Pierre Fermat était un homme très occupé, ses lettres le montrent sans cesse écartelé entre les obligations de sa
charge et sa passion pour les mathématiques. "Ce serait maintenant à mon tour à vous débiter
quelques-unes de mes inventions numériques, mais la fin du Parlement
augmente mes occupations" (lettre à Pascal, 29 août 1654).

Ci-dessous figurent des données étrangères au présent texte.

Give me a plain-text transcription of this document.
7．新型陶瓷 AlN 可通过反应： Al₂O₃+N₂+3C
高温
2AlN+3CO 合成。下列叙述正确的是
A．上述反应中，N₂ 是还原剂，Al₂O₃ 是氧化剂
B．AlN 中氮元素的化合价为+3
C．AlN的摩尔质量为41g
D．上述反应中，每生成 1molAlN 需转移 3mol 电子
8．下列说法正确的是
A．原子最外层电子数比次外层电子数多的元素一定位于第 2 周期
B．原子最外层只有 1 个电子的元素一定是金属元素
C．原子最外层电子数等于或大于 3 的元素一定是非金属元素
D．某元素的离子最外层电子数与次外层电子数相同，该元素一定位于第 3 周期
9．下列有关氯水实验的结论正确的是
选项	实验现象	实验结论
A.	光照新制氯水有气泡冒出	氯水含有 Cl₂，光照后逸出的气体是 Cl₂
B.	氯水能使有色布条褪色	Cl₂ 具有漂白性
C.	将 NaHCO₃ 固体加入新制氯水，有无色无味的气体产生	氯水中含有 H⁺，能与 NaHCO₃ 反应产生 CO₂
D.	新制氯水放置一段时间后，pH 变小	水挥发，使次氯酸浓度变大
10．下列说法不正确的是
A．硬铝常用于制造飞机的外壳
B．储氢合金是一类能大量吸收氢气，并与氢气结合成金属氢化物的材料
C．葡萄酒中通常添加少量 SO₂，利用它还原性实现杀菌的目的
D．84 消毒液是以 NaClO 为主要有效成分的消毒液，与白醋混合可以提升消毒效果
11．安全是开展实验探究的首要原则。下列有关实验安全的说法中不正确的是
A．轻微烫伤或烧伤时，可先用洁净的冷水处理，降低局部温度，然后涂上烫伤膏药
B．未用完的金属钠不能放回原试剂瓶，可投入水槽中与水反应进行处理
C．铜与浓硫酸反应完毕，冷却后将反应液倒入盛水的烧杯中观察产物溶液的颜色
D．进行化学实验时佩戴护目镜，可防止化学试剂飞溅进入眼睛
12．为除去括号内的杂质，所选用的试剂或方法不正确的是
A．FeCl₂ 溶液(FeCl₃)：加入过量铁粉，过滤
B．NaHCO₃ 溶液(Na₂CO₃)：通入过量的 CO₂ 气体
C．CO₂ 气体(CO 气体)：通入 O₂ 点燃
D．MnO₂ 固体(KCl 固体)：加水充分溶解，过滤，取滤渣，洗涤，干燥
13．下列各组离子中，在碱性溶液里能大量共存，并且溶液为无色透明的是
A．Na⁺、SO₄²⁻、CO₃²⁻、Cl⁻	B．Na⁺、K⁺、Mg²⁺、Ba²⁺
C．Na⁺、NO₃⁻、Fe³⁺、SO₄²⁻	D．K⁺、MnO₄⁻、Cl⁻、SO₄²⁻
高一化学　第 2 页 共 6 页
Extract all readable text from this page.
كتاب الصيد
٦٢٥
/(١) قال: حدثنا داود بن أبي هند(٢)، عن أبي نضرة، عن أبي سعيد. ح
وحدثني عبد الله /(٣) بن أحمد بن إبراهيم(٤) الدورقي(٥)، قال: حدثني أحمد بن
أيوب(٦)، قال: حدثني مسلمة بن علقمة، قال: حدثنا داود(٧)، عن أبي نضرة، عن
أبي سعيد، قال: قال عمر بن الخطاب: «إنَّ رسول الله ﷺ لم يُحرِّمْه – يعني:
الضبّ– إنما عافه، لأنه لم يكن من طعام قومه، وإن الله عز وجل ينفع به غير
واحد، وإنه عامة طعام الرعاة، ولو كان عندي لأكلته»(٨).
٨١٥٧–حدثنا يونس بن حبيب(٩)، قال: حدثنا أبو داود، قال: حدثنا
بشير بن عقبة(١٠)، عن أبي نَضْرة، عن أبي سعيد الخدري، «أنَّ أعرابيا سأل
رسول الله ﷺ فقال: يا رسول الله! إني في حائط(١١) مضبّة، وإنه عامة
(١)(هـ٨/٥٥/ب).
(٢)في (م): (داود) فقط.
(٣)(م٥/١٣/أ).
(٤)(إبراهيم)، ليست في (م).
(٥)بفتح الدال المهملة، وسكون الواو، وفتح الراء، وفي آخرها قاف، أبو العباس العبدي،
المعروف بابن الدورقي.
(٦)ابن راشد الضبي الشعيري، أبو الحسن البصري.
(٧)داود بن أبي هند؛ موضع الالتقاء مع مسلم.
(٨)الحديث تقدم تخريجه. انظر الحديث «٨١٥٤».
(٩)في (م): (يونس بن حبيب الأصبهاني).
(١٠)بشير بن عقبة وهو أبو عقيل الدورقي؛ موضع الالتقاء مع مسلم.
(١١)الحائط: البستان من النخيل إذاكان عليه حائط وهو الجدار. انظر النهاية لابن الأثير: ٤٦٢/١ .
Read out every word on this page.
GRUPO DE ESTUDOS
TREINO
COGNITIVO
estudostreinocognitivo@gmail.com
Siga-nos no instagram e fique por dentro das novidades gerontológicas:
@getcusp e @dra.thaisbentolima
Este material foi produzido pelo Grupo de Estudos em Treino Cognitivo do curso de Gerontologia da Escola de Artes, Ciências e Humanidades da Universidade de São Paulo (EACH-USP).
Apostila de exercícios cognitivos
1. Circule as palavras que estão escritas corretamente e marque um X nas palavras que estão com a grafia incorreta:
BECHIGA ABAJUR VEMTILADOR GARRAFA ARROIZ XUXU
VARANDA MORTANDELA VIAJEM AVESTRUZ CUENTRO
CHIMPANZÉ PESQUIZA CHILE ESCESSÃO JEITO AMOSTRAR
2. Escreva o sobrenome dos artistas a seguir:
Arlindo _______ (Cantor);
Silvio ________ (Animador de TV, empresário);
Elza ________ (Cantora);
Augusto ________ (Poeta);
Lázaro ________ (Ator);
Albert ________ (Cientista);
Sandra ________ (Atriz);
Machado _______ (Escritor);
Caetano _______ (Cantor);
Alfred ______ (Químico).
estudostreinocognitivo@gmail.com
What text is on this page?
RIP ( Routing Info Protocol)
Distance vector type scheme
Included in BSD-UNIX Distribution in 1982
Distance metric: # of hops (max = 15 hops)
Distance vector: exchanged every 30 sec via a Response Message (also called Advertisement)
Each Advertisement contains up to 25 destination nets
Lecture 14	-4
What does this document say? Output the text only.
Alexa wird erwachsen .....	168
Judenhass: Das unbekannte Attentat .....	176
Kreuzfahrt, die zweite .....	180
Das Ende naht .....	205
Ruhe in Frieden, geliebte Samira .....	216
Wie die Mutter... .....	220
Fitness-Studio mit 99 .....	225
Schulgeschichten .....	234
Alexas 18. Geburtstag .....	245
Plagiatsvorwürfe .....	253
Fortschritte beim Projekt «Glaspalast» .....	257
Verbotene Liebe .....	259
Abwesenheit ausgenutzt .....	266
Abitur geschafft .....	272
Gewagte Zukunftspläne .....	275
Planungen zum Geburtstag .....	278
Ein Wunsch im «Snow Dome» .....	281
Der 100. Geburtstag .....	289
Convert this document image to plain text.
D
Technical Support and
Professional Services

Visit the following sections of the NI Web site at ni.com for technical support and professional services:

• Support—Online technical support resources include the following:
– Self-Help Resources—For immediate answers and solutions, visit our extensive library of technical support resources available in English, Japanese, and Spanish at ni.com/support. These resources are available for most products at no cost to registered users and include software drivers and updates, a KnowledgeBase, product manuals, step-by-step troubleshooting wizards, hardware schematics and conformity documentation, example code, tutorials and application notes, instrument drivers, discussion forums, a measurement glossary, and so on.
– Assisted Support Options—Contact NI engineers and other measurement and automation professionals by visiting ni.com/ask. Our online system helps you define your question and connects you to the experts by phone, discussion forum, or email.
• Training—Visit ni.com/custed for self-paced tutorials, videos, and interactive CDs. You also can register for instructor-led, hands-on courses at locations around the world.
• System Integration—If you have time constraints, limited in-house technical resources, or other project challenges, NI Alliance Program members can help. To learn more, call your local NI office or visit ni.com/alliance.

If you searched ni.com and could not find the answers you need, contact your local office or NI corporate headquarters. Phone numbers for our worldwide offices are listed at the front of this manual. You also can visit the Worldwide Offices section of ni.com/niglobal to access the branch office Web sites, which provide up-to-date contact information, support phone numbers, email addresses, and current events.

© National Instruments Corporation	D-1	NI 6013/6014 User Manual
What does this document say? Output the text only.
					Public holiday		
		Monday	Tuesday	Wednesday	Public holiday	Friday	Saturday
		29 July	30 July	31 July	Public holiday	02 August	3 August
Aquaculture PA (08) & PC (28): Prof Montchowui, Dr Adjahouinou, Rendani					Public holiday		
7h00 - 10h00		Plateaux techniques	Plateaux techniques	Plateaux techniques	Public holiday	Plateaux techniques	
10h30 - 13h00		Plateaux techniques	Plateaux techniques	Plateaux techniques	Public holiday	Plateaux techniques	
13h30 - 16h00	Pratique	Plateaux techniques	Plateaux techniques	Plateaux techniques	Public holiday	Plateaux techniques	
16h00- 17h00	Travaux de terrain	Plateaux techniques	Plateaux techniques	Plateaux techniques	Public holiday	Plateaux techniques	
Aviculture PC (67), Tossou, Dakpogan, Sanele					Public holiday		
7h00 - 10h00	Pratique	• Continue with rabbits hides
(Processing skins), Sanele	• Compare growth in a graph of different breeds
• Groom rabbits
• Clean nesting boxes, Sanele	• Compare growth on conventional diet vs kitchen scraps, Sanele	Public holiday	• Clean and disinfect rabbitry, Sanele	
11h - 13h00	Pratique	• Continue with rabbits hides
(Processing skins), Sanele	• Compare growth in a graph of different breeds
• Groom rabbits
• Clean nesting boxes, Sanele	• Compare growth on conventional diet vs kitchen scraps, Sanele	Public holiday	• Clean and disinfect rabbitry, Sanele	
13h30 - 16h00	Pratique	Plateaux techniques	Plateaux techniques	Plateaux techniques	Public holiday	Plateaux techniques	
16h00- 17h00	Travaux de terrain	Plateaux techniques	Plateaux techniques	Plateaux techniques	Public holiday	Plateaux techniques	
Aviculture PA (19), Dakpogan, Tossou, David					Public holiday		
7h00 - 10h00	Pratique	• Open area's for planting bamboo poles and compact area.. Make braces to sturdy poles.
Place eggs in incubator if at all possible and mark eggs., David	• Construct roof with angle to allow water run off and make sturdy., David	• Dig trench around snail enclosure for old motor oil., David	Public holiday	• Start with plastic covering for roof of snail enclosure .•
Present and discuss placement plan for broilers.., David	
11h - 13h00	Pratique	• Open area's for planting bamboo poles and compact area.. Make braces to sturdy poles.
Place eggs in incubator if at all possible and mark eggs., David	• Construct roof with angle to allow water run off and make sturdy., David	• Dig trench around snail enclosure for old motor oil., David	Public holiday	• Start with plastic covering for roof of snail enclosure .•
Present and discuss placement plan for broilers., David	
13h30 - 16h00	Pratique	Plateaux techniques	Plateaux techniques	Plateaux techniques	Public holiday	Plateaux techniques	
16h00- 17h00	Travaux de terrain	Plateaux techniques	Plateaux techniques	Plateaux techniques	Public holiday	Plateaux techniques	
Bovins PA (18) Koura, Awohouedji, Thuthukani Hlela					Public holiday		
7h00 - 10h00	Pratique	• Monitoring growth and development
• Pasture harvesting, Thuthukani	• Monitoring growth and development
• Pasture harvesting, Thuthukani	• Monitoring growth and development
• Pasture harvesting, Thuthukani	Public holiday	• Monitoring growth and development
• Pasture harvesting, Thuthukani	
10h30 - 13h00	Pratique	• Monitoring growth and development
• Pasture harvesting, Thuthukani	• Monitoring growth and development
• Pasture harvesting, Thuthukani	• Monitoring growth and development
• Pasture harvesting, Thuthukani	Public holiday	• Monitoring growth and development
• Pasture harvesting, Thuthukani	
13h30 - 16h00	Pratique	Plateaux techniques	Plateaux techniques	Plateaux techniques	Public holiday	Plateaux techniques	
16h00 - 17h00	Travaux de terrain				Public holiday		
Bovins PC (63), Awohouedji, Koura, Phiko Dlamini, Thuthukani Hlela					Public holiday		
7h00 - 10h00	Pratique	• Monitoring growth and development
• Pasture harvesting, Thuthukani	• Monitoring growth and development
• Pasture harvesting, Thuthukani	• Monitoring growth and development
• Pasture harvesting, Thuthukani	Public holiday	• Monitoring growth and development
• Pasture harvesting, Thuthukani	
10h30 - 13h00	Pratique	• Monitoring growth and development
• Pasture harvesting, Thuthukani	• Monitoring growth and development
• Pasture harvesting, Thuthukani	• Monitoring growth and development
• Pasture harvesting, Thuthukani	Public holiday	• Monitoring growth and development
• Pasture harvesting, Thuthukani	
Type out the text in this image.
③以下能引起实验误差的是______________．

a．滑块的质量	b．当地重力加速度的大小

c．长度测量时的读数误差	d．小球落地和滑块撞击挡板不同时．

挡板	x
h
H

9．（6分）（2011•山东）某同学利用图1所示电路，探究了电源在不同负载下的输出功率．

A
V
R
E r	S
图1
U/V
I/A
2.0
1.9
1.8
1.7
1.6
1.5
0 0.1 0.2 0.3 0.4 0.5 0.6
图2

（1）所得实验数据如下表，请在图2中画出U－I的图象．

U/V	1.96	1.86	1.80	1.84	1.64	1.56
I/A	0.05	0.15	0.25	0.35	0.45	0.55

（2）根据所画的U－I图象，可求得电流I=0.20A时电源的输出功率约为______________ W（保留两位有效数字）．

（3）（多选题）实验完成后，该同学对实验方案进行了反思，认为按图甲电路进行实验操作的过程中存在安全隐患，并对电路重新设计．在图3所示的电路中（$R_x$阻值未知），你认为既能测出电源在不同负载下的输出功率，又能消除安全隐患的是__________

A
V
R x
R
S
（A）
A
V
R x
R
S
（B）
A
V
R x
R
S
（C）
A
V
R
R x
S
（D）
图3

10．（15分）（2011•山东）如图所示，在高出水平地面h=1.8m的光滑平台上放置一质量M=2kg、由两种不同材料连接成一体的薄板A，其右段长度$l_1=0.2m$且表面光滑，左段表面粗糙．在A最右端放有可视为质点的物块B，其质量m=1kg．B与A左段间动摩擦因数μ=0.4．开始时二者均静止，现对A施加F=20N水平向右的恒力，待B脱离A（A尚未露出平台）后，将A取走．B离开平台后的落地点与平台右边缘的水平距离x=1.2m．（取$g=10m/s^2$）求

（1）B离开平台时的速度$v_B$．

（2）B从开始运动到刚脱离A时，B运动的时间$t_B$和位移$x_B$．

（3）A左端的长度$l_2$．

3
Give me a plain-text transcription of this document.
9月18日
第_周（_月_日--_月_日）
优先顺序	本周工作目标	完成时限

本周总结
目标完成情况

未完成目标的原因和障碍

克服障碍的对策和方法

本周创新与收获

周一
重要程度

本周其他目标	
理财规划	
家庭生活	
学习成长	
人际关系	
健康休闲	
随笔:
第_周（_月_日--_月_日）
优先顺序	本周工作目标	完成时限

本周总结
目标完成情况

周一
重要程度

Fermat n’a rien publié de son vivant. Nous ne connaissons ses travaux et ses réflexions que par des
annotations dans des ouvrages et par la très riche correspondance
qu’il entretenait avec les savants de son siècle.
Heureusement, Samuel-Clément Fermat, s’est consacré à la sauvegarde de ces documents. Ainsi une partie de
l’oeuvre de Pierre de Fermat put être publiée à la fin du XVIIème siècle
puis rééditée au XIXème siècle. Elle est en cours de réédition.
Une oeuvre non publiée
Peu de publication de ses travaux a été faite
du vivant de Fermat. On a retrouvé une dissertation géométrique, signée de ses
initiales, en 1660, en annexe d'un volume sur la cycloïde publié à
Toulouse par le père jésuite Antoine de Laloubère. En 1670, cinq ans
après la mort de son père, Samuel Fermat fait paraître le
"Diophante" de Bachet de Méziriac annoté de la main de
Pierre Fermat, ainsi qu'un certain nombre de lettres de celui-ci. En
1679, il publie sous le titre "Varia Opera Mathématica" les
oeuvres de son père qu'il a pu rassembler.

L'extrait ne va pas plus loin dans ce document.